Static Trapeze is one of the easiest of aerial acrobatic disciplines to begin with but perhaps one of the hardest to master. We start by learning simple moves on and under the bar which can be achieved with very little strength, by intermediate level techniques move up in to the ropes where you learn to invert in the ropes supporting your own weight and by advanced level we teach you dynamic catch and release style tricks, dismounts and moves which require more advanced strength and flexibility.

Our aerial conditioning classes take students of any fitness level and work on improving strength and fitness while learning good trapeze technique. Static Trapeze is an ideal starting point for students wanting to start in aerial arts or who just want a fun way of getting fit.

What is the lyra?

The aerial hoop (also known as the lyra, aerial ring or cerceau/cerceaux) is a circular steel apparatus (resembling a hula hoop) suspended from the ceiling, on which aerial artists may perform aerial acrobatics. It can be used static, spinning, or swinging.

What are the risks of aerial arts?

Aerial arts is a potentially dangerous activity working skills at various heights. The most common injuries are overuse injuries of shoulders and back, pulled muscles, bruises, fabric-burns, and dizziness/nausea (from upside-down or spinning). Possible risks include but are not limited to sprains and in rare cases, broken bones, paralysis or death. Students agree to participate at their own risk.

Students should only take classes from professional aerial trainers. Aerial arts involve complex wraps and positions that if executed incorrectly or slightly off could have major consequences. It also involves subjecting the body to large impact forces that may cause sprains, strains, overuse injuries and internal organ injuries and/or bleeding if done incorrectly. Do not try to learn from Youtube or people who are not qualified professionals. Unsafe aerial instruction can result in paralysis or death.

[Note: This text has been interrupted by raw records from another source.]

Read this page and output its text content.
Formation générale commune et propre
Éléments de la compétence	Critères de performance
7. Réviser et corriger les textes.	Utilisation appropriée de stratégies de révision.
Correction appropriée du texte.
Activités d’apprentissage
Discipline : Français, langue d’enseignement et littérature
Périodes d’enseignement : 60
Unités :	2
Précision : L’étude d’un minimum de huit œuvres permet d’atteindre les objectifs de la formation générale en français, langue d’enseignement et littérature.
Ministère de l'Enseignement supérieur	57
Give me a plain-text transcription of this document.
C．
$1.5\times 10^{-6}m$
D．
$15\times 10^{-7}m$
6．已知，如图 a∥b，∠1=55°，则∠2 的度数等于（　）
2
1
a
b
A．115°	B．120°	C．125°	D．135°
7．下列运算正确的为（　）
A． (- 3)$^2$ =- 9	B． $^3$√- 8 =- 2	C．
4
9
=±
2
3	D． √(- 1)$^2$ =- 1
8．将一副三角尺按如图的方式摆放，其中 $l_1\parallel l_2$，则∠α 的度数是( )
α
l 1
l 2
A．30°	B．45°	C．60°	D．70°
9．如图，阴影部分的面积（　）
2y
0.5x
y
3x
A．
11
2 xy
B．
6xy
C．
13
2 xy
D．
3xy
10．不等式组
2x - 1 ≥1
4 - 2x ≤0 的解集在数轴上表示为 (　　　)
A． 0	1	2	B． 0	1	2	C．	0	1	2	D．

What safety measures do you take?

he Edge-Your Fitness Advantage takes your safety very seriously. Our teachers have been trained on site by one of top aerial arts teacher certification programs in the country: Born to Fly Productions with Julianna Hane & Rebekah Leach. Julianna is the author of “The Aerial Teacher’s Handbook”—the bible in the aerialist world for teaching aerial arts. All of our trainers are CPR certified. We also carry commercial liability insurance. Our aerial equipment holds a minimum of 2,200lbs dynamic load and the rigging holds between 10,000-15,000 lbs. We have a regular inspection and maintenance schedule to keep our equipment clean and in good repair. We work above high-impact gymnastics mat that are specially designed to absorb large impact forces.

What can I do to ensure my safety?

Your safety is ultimately in your hands. All students must adhere to The Edge-Your Fitness Advantage student safety policy, or they will be asked to leave the class.

The Edge-Your Fitness Advantage Student Safety Policy:

We insist on a mastery of basic skills before progressing to skills requiring more strength, endurance, stability, and understanding. Our program is based on Levels (1-5) that build on each other. Therefore, our policy are as follows:

Students are not allowed to practice anything that they learned off YouTube.

If a student wants to learn a skill that they saw on YouTube, they can email the link to their instructor and ask their instructor to teach it during class. The instructor will evaluate whether the skill is appropriate for the student’s level, and will teach it - or not - accordingly. Please check out this great article by Laura Witwer that explains why.

Purchasing Your Own Equipment

Please carefully consider if you are qualified to own fabrics and rig or contract the rigging of your own equipment. The Edge-Your Fitness Advantage assumes no liability of personal aerial equipment or use thereof.